Long term monthly measurements on water dissolved inorganic radiocarbon to understand the seasonal radiocarbon changes in three of Fuji Five lakes, Japan
Mr Kosuke Ota1,2, Prof Yusuke Yokoyama1,2, Dr Yosuke Miyairi1, Dr Shinya Yamamoto3, Dr Toshihiro Miyajima1
1Atmosphere and Ocean Research Institute, The University of Tokyo, , Japan, 2Department of Earth and Planetary Science, Graduate School of Science, The University of Tokyo, , Japan, 3Mount Fuji Research Institute, Yamanashi Prefectural Government, , Japan
The process of water flowing into lakes through precipitation, groundwater, and river varies depending on the region and season. It is important to clarify the details of hydrological cycles for long term in order to know the state of the lake in the future. In this study, we investigated the water pathway of Fuji Five Lakes, Japan by measuring the radiocarbon concentration (Δ¹⁴C) oxygen, and hydrogen stable isotopes of precipitation, groundwater, and lake water from 2018 to 2021.

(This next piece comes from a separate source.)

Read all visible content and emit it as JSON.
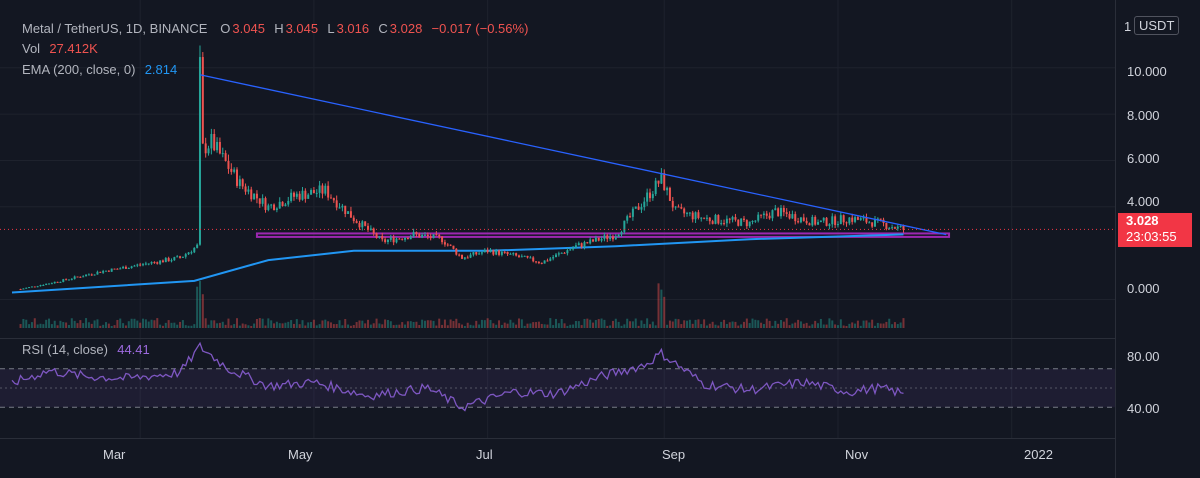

Three out of five lakes, namely lakes Motosu, Shoji and Sai only have temporal inflow and outflow rivers, and the lake water property is defined by inflow of precipitation and groundwater. Therefore, the transportation pathway of water can be quantitatively estimated including the carbon transport process in the hydrosphere. The mass balance of water was then calculated from the groundwater recharge altitude, lake observation data, and the box model of groundwater and lake water Δ¹⁴C.
In Lake Motosu, continuous surveys of surface water properties have been conducted, such as vanadium concentration, water temperature and water quality surveys in summer and winter, and vertical surveys of water temperature and water quality throughout the year. They show that precipitation is dominant to govern water property to the lake.
A single stage Accelerator Mass Spectrometer and a wavelength scan cavity ring-down spectrometer at the Institute of Atmosphere and Ocean Research, The University of Tokyo were used for the measurement of ¹⁴C, oxygen, and hydrogen stable isotope ratios (δ¹⁸O, δD). In addition, the results of the groundwater measurement and the water balance study were combined to provide a comprehensive picture of water exchanges.
The results show that Lake Motosu had the highest Δ¹⁴C in January. In this lake, Δ¹⁴C was found to increase in winter. No clear seasonal changes were observed in Lake Sai. Isotope ratio in Lake Motosu became lighter in summer.
We will present the three years long record of Δ¹⁴C, δ¹⁸ O, and δD to discuss hydrological cycles for the Fuji Five Lakes.